Confusing times for non-doms

Confusing times for non-doms

Peter Izard

Investec Private Banking

It’s worth mortgage brokers understanding what the proposed changes are, because if they do go ahead, they may have a significant impact on their non-dom clients.

On April 6th this year a new set of rules were going to be implemented regarding the taxation of so called non-doms. These changes were outlined in the Chancellors Spring Budget on 8th March 2017, but have been excluded from the Finance Bill 2017 due to limited time availability to debate the Bill before the general election.

So that’s that, then? Unfortunately no; it’s not that simple.

The delay has caused considerable consternation for non-doms, who don’t know whether the proposed changes are being deferred, or subject to future amendments or whether they will be dropped altogether. It is also unclear, if the changes are eventually implemented, whether they will be effective from April 2017 or deferred to April 2018.

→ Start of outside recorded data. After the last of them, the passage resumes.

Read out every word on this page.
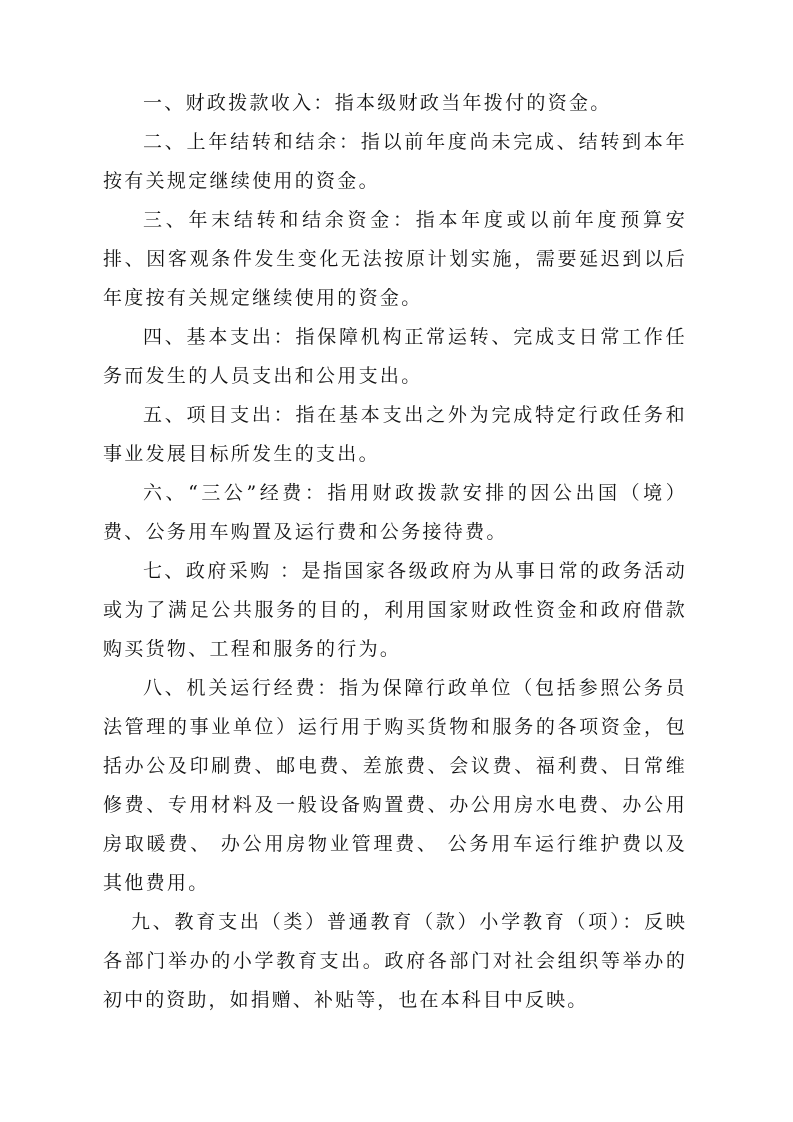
一、财政拨款收入：指本级财政当年拨付的资金。

二、上年结转和结余：指以前年度尚未完成、结转到本年按有关规定继续使用的资金。

三、年末结转和结余资金：指本年度或以前年度预算安排、因客观条件发生变化无法按原计划实施，需要延迟到以后年度按有关规定继续使用的资金。

四、基本支出：指保障机构正常运转、完成支日常工作任务而发生的人员支出和公用支出。

五、项目支出：指在基本支出之外为完成特定行政任务和事业发展目标所发生的支出。

六、“三公”经费：指用财政拨款安排的因公出国（境）费、公务用车购置及运行费和公务接待费。

七、政府采购 ：是指国家各级政府为从事日常的政务活动或为了满足公共服务的目的，利用国家财政性资金和政府借款购买货物、工程和服务的行为。

八、机关运行经费：指为保障行政单位（包括参照公务员法管理的事业单位）运行用于购买货物和服务的各项资金，包括办公及印刷费、邮电费、差旅费、会议费、福利费、日常维修费、专用材料及一般设备购置费、办公用房水电费、办公用房取暖费、 办公用房物业管理费、 公务用车运行维护费以及其他费用。

九、教育支出（类）普通教育（款）小学教育（项）：反映各部门举办的小学教育支出。政府各部门对社会组织等举办的初中的资助，如捐赠、补贴等，也在本科目中反映。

For brokers with non-dom clients, these are confusing times and some may decide all they can do is wait and see what eventually transpires following the election. Others will have clients that may see this as an opportunity to undertake a restructure of their affairs.

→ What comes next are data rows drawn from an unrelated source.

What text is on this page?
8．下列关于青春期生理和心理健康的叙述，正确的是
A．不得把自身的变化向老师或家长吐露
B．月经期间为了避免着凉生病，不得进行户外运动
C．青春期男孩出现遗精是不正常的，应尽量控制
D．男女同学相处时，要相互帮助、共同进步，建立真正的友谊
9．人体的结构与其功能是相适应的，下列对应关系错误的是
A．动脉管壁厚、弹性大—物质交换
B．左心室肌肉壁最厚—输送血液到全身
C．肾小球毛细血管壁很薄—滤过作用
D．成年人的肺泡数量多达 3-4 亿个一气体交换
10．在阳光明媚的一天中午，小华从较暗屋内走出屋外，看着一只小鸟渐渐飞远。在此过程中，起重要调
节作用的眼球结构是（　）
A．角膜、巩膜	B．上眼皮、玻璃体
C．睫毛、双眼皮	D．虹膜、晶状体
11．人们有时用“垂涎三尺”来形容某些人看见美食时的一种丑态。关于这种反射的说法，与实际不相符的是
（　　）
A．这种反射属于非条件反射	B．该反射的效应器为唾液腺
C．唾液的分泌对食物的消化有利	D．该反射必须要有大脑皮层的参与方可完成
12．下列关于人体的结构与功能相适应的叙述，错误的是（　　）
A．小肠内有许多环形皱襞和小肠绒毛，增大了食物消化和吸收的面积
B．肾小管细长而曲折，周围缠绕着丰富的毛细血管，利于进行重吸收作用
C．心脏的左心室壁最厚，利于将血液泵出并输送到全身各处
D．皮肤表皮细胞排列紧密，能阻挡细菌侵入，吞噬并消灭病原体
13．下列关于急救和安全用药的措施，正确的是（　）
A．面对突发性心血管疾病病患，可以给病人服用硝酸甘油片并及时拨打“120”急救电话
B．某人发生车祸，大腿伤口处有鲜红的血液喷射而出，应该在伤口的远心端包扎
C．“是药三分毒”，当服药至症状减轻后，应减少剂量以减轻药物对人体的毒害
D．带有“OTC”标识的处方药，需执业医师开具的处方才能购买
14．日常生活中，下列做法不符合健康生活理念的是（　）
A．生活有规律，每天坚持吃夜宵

However at the time or writing, the Tories seem to be in a strong position and there is every possibility therefore that if re-elected, are likely to take steps to implement the excluded items from the 2017 Finance Bill.

It’s worth mortgage brokers understanding what the proposed changes are, because if they do go ahead, they may have a significant impact on their non-dom clients.


The proposed changes

At the moment, non-doms are able to choose to be taxed using either the ‘arising’ or ‘remittance’ method of taxation each year, subject to paying the appropriate annual charge. Those that are resident in the UK for 17 out of the last 20 years become deemed UK domiciled in respect of inheritance tax purposes only.

However, under the new proposals, the deemed domicile 17 out of 20 years rule would reduce to 15 out of 20 years and extend to all taxes including income and capital gains and not just inheritance tax. This would effectively stop the remittance basis being available for long term non doms.

Treatment of offshore structures & inheritance tax

From a UK property ownership perspective, a further important proposal was that if the property is held in an offshore company, regardless of whether the shares are held personally or via a trust or foundation, the individual will no-longer escape a UK inheritance tax charge on the UK residential property.

Returning to the UK

It was also being proposed that people who were born in the UK with a UK domicile of origin and who acquired a non UK domicile after leaving the UK will be treated as UK domiciled, if they return to the UK.

Change or no change?

Whether these proposals will be enacted as part of a rejuvenated Finance Bill after the election, only time will tell. However, it’s worth keeping a careful watch on what happens to the Finance Bill after the election takes place and keeping your clients updated.